Verantwoording bij de Keuzehulp Jeugd en Gezin
Samen met ouders en kinderen beslissen over passende hulp
De verantwoording Keuzehulp Jeugd en Gezin geeft een toelichting op uitgangspunten van de keuzehulp, de interventies die in de keuzehulp zijn opgenomen en een overzicht van relevante literatuur naar werkzame elementen per keuzehulpdeel. De Keuzehulp en deze verantwoording zijn mogelijk gemaakt door ZonMW Zorg voor Jeugd, het Nederlands Jeugdinstituut, PI Research en de Universiteit van Amsterdam.
Dit document biedt een verantwoording van de Keuzehulp Jeugd en Gezin.
Het geeft een toelichting op uitgangspunten van de keuzehulp, de interventies die in de keuzehulp zijn opgenomen en een overzicht van relevante literatuur naar werkzame elementen per keuzehulpdeel.

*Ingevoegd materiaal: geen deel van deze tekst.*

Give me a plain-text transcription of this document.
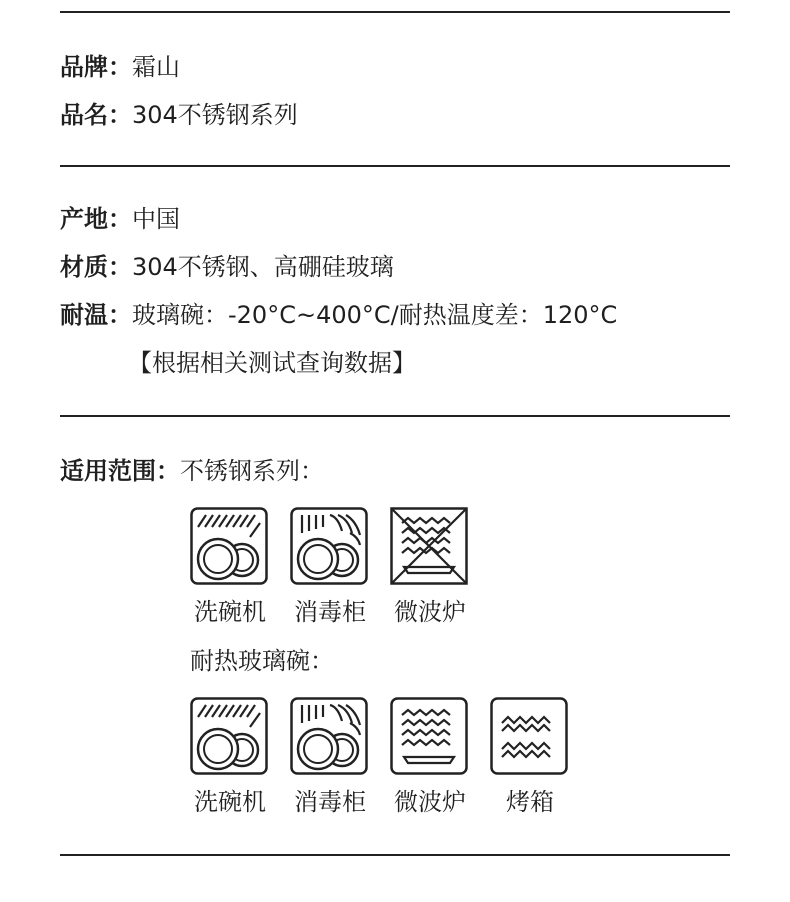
品牌：霜山
品名：304不锈钢系列
产地：中国
材质：304不锈钢、高硼硅玻璃
耐温：玻璃碗：-20°C~400°C/耐热温度差：120°C
【根据相关测试查询数据】
适用范围：不锈钢系列：
洗碗机	消毒柜	微波炉
耐热玻璃碗：
洗碗机	消毒柜	微波炉	烤箱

1.1 Uitgangspunten van de Keuzehulp Jeugd en Gezin
Effectieve preventie en behandeling van psychosociale problemen bij kinderen en jongeren vraagt inzet van hulp die aansluit bij de specifieke factoren die problemen van een kind, gezin en/of klas veroorzaken en in stand houden. Voor kinderen, gezinnen, scholen en professionals in Nederland is het echter lastig in te schatten welke hulp voor wie het meest effectief is. Enerzijds is er een wildgroei aan beschrijvende ‘classificaties’ voor kinderen, zoals DSM V stoornissen of probleemprofielen op vragenlijsten. Die zeggen weinig over geschikte hulp en kunnen negatieve stigmatiserende effecten hebben. Anderzijds is er een snelgroeiend aanbod van complete interventiepakketten, waartussen het onderscheid niet altijd duidelijk is, en die in verschillende situaties te breed en veelomvattend zijn om in de praktijk in hun geheel te worden ingezet.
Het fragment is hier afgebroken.